The last_alive entry gets updated only if the 'alive_interval' configuration parameter is set in the manitou-mdx config file, which is not the case by default.

In order to check if manitou-mdx's is running, we can create a simple script that connects to the database , read one or several of these entries, and compares them to an expected result. For last_alive, that result is the easier to define. The configuration parameter 'alive_interval' specifies how many seconds there is between two updates of 'last_alive'. If it happens that the difference between the current time and the value of 'last_alive' is significantly higher than 'alive_interval', then it can be assumed that manitou-mdx is no longer running, or something prevents it to update the entry (it could be stuck waiting for a database lock, for example).

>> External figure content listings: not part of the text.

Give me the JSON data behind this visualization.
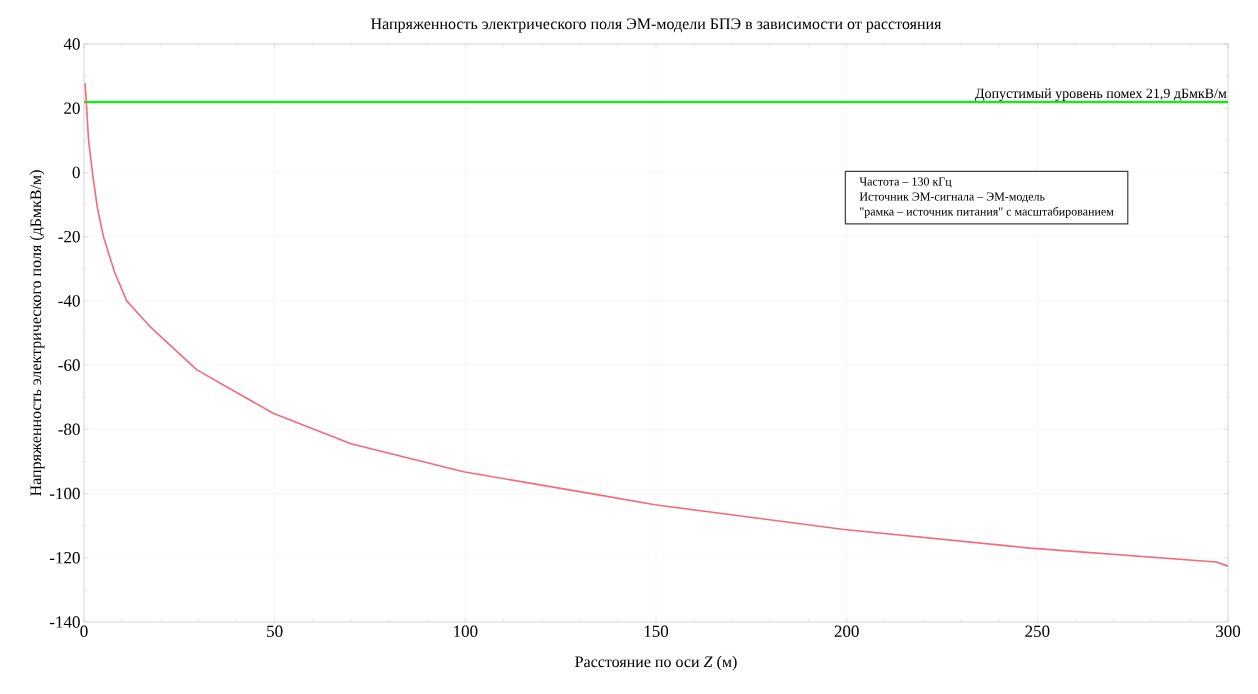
{
  "chart_data": {
    "type": "line",
    "title": "Напряженность электрического поля ЭМ-модели БПЭ в зависимости от расстояния",
    "xlabel": "Расстояние по оси *Z* (м)",
    "ylabel": "Напряженность электрического поля  (дБмкВ/м)",
    "x": [
      0.3,
      0.7,
      1.2,
      2.2,
      3.5,
      5.1,
      8,
      11.2,
      17.3,
      29.6,
      49.6,
      70,
      99.5,
      135.3,
      149.7,
      198.8,
      248.1,
      296.9,
      300
    ],
    "series": [
      {
        "color": "#f46a78",
        "values": [
          27.8,
          20,
          10,
          0,
          -11,
          -20,
          -31,
          -40,
          -48,
          -61.5,
          -75,
          -84.5,
          -93.2,
          -100.5,
          -103.5,
          -111.1,
          -117,
          -121.3,
          -122.6
        ]
      }
    ],
    "xlim": [
      0,
      300
    ],
    "ylim": [
      -140,
      40
    ],
    "xticks": [
      0,
      50,
      100,
      150,
      200,
      250,
      300
    ],
    "yticks": [
      -140,
      -120,
      -100,
      -80,
      -60,
      -40,
      -20,
      0,
      20,
      40
    ],
    "grid": true,
    "line_style": "solid",
    "marker": "none",
    "ref_lines": [
      {
        "axis": "y",
        "value": 21.9,
        "label": "Допустимый уровень помех 21,9 дБмкВ/м",
        "color": "#22e022"
      }
    ],
    "annotations": [
      "Частота – 130 кГц",
      "Источник ЭМ-сигнала – ЭМ-модель",
      "\"рамка – источник питания\" с масштабированием"
    ]
  }
}
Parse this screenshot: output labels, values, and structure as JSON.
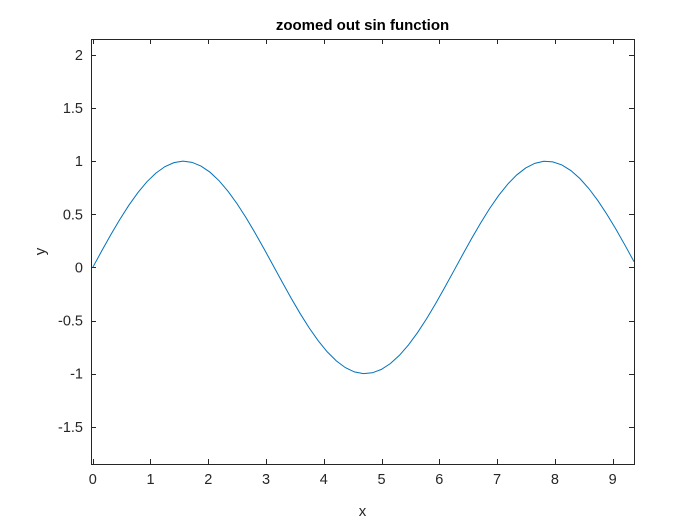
{
  "chart_data": {
    "type": "line",
    "title": "zoomed out sin function",
    "xlabel": "x",
    "ylabel": "y",
    "xlim": [
      -0.03,
      9.37
    ],
    "ylim": [
      -1.85,
      2.15
    ],
    "x_ticks": [
      0,
      1,
      2,
      3,
      4,
      5,
      6,
      7,
      8,
      9
    ],
    "x_tick_labels": [
      "0",
      "1",
      "2",
      "3",
      "4",
      "5",
      "6",
      "7",
      "8",
      "9"
    ],
    "y_ticks": [
      -1.5,
      -1,
      -0.5,
      0,
      0.5,
      1,
      1.5,
      2
    ],
    "y_tick_labels": [
      "-1.5",
      "-1",
      "-0.5",
      "0",
      "0.5",
      "1",
      "1.5",
      "2"
    ],
    "grid": false,
    "box": true,
    "series": [
      {
        "function": "sin",
        "x_start": 0,
        "x_end": 9.37,
        "samples": 60,
        "color": "#0072BD"
      }
    ]
  }
}
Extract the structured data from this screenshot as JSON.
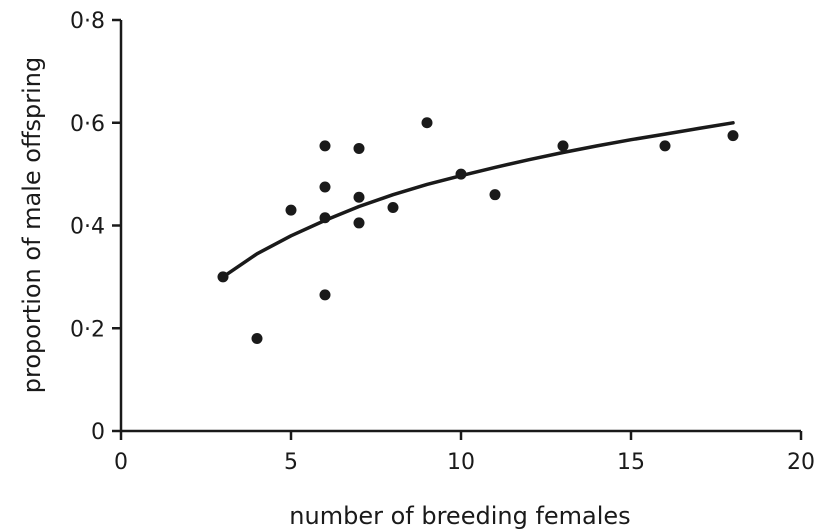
{
  "chart_data": {
    "type": "scatter",
    "title": "",
    "xlabel": "number of breeding females",
    "ylabel": "proportion of male offspring",
    "xlim": [
      0,
      20
    ],
    "ylim": [
      0,
      0.8
    ],
    "x_ticks": [
      0,
      5,
      10,
      15,
      20
    ],
    "y_ticks": [
      0,
      0.2,
      0.4,
      0.6,
      0.8
    ],
    "x_tick_labels": [
      "0",
      "5",
      "10",
      "15",
      "20"
    ],
    "y_tick_labels": [
      "0",
      "0·2",
      "0·4",
      "0·6",
      "0·8"
    ],
    "grid": false,
    "legend": "none",
    "points": [
      {
        "x": 3,
        "y": 0.3
      },
      {
        "x": 4,
        "y": 0.18
      },
      {
        "x": 5,
        "y": 0.43
      },
      {
        "x": 6,
        "y": 0.555
      },
      {
        "x": 6,
        "y": 0.475
      },
      {
        "x": 6,
        "y": 0.415
      },
      {
        "x": 6,
        "y": 0.265
      },
      {
        "x": 7,
        "y": 0.55
      },
      {
        "x": 7,
        "y": 0.455
      },
      {
        "x": 7,
        "y": 0.405
      },
      {
        "x": 8,
        "y": 0.435
      },
      {
        "x": 9,
        "y": 0.6
      },
      {
        "x": 10,
        "y": 0.5
      },
      {
        "x": 11,
        "y": 0.46
      },
      {
        "x": 13,
        "y": 0.555
      },
      {
        "x": 16,
        "y": 0.555
      },
      {
        "x": 18,
        "y": 0.575
      }
    ],
    "fitted_curve": {
      "x": [
        3,
        4,
        5,
        6,
        7,
        8,
        9,
        10,
        11,
        12,
        13,
        14,
        15,
        16,
        17,
        18
      ],
      "y": [
        0.3,
        0.345,
        0.38,
        0.41,
        0.437,
        0.46,
        0.48,
        0.497,
        0.513,
        0.528,
        0.542,
        0.555,
        0.567,
        0.578,
        0.589,
        0.6
      ]
    },
    "colors": {
      "ink": "#1a1a1a"
    }
  }
}
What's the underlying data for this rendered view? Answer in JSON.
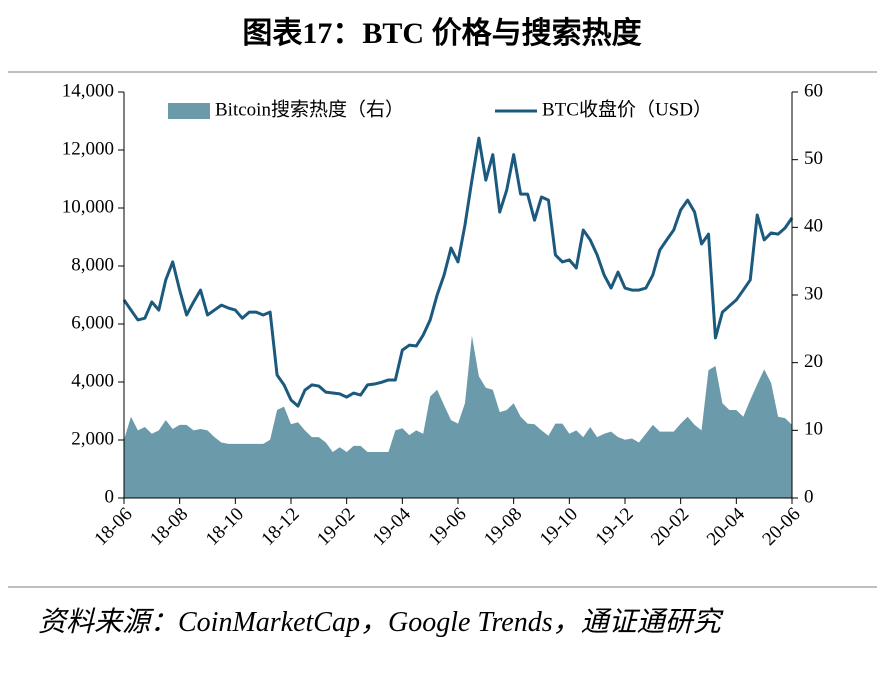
{
  "chart_data": {
    "type": "line_area",
    "title": "图表17：BTC 价格与搜索热度",
    "source": "资料来源：CoinMarketCap，Google Trends，通证通研究",
    "categories": [
      "18-06",
      null,
      null,
      null,
      null,
      null,
      null,
      null,
      "18-08",
      null,
      null,
      null,
      null,
      null,
      null,
      null,
      "18-10",
      null,
      null,
      null,
      null,
      null,
      null,
      null,
      "18-12",
      null,
      null,
      null,
      null,
      null,
      null,
      null,
      "19-02",
      null,
      null,
      null,
      null,
      null,
      null,
      null,
      "19-04",
      null,
      null,
      null,
      null,
      null,
      null,
      null,
      "19-06",
      null,
      null,
      null,
      null,
      null,
      null,
      null,
      "19-08",
      null,
      null,
      null,
      null,
      null,
      null,
      null,
      "19-10",
      null,
      null,
      null,
      null,
      null,
      null,
      null,
      "19-12",
      null,
      null,
      null,
      null,
      null,
      null,
      null,
      "20-02",
      null,
      null,
      null,
      null,
      null,
      null,
      null,
      "20-04",
      null,
      null,
      null,
      null,
      null,
      null,
      null,
      "20-06"
    ],
    "series": [
      {
        "name": "Bitcoin搜索热度（右）",
        "type": "area",
        "axis": "y2",
        "color": "#6b9aab",
        "values": [
          8.6,
          12,
          10,
          10.5,
          9.5,
          10,
          11.5,
          10.2,
          10.8,
          10.8,
          10,
          10.2,
          10,
          9,
          8.2,
          8,
          8,
          8,
          8,
          8,
          8,
          8.6,
          13,
          13.5,
          10.9,
          11.2,
          10,
          9,
          9,
          8.2,
          6.8,
          7.5,
          6.8,
          7.7,
          7.7,
          6.8,
          6.8,
          6.8,
          6.8,
          10,
          10.3,
          9.3,
          10,
          9.5,
          15,
          16,
          13.7,
          11.5,
          11,
          14,
          24,
          18,
          16.3,
          16,
          12.7,
          13,
          14,
          12,
          11,
          10.9,
          10,
          9.2,
          11,
          11,
          9.5,
          10,
          9,
          10.5,
          9,
          9.5,
          9.8,
          9,
          8.6,
          8.8,
          8.2,
          9.5,
          10.8,
          9.8,
          9.8,
          9.8,
          11,
          12,
          10.8,
          10,
          18.9,
          19.5,
          14,
          13,
          13,
          12,
          14.5,
          16.8,
          19,
          17,
          12,
          11.8,
          10.8
        ]
      },
      {
        "name": "BTC收盘价（USD）",
        "type": "line",
        "axis": "y",
        "color": "#1b5a7e",
        "values": [
          6830,
          6480,
          6140,
          6200,
          6760,
          6480,
          7520,
          8140,
          7170,
          6310,
          6760,
          7170,
          6310,
          6480,
          6650,
          6550,
          6480,
          6200,
          6410,
          6410,
          6310,
          6410,
          4240,
          3900,
          3380,
          3170,
          3720,
          3900,
          3860,
          3650,
          3620,
          3590,
          3480,
          3620,
          3550,
          3900,
          3930,
          3990,
          4070,
          4070,
          5100,
          5270,
          5240,
          5620,
          6140,
          7000,
          7690,
          8620,
          8140,
          9410,
          10960,
          12410,
          10960,
          11840,
          9860,
          10620,
          11840,
          10480,
          10480,
          9580,
          10380,
          10270,
          8380,
          8140,
          8210,
          7930,
          9240,
          8900,
          8380,
          7690,
          7240,
          7790,
          7240,
          7170,
          7170,
          7240,
          7690,
          8550,
          8900,
          9240,
          9930,
          10270,
          9860,
          8760,
          9100,
          5520,
          6410,
          6620,
          6830,
          7170,
          7520,
          9760,
          8900,
          9140,
          9100,
          9310,
          9660
        ]
      }
    ],
    "ylim": [
      0,
      14000
    ],
    "yticks": [
      0,
      {
        "value": 2000,
        "label": "2,000"
      },
      {
        "value": 4000,
        "label": "4,000"
      },
      {
        "value": 6000,
        "label": "6,000"
      },
      {
        "value": 8000,
        "label": "8,000"
      },
      {
        "value": 10000,
        "label": "10,000"
      },
      {
        "value": 12000,
        "label": "12,000"
      },
      {
        "value": 14000,
        "label": "14,000"
      }
    ],
    "y2lim": [
      0,
      60
    ],
    "y2ticks": [
      0,
      10,
      20,
      30,
      40,
      50,
      60
    ],
    "legend": "top"
  }
}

In addition, this script can be hosted on a different machine than manitou-mdx and the database, and so will still be able to report if one of those is down.

Below is an example of such a script, in Perl (it assumes the existence of an environment variable named MANITOU_CONNECT_STRING that contains a valid DBI connect string, for example: Dbi:Pg:host=pgserver;dbname=mail;user=manitou )

#!/usr/bin/perl

use DBI;
use POSIX qw(strftime);

# The maximum number of seconds allowed between the
# 'last_alive' value of the database and the current time.
# When the difference between these two becomes higher
# than ALIVE_INTERVAL_MAX, the alert is triggered.
my $ALIVE_INTERVAL_MAX=600;

# Change these for real addresses
my $ALERT_EMAIL="alert\@domain.tld";
my $FROM_EMAIL="alert-sender\@domain.tld";

# A file created when an alert is sent
# The alert won't be sent again until this file is removed, either
# by us when detecting that the mdx is up again, or
# by another program, for instance the mdx start script
my $ALERT_LCK="/var/tmp/manitou-alert.lck";

sub alert {
  my $msg=shift;
  if (! -f $ALERT_LCK) {
    # If no lockfile, create one
    open(F, ">$ALERT_LCK");
    print F localtime(time);
    close(F);
    # and send the alert
    alert_mail($msg);
  }
}

sub alert_mail {
  my $msg=shift;
  open(F, "|/usr/sbin/sendmail -t -f $FROM_EMAIL") or die $!;
  print F "From: $FROM_EMAIL\n";
  print F "To: $ALERT_EMAIL\n";
  print F "Subject: alert about manitou-mdx\n";
  print F "\n";			# end of header
  print F "This is an automatically generated alert\n\n";
  print F "Error message:\n$msg\n";
  close(F);
}

my $cnx_string=$ENV{'MANITOU_CONNECT_STRING'};
if (!defined($cnx_string)) {
  die "Missing MANITOU_CONNECT_STRING environment variable";
}

my $dbh=DBI->connect($cnx_string);
if (!$dbh) {
  alert("unable to connect to database: $DBI::errstr");
  exit 1;
}

my $sth=$dbh->prepare("SELECT rt_value FROM runtime_info WHERE rt_key='last_alive'");
$sth->execute;
my @r=$sth->fetchrow_array;
# if there's no entry, we consider there's no error
if (@r) {
  if (time-$r[0] > $ALIVE_INTERVAL_MAX) {
    my $d=strftime("%d/%m/%Y %H:%M:%S", localtime($r[0]));
    alert("manitou-mdx appears to be down since $d");
  }
  else {
    # if the mdx is running and there's an alert lockfile, then remove it
    # in order not to block further alerts
    if (-f $ALERT_LCK) {
      unlink($ALERT_LCK);
    }
  }
}
$sth->finish;
$dbh->disconnect;

Similarly, the last _import entry could be used to detect a problem in the mail chain. For example, if a mail system that is generally busy hasn't processed a single incoming message during several hours, that could be considered suspicious enough to trigger an alert.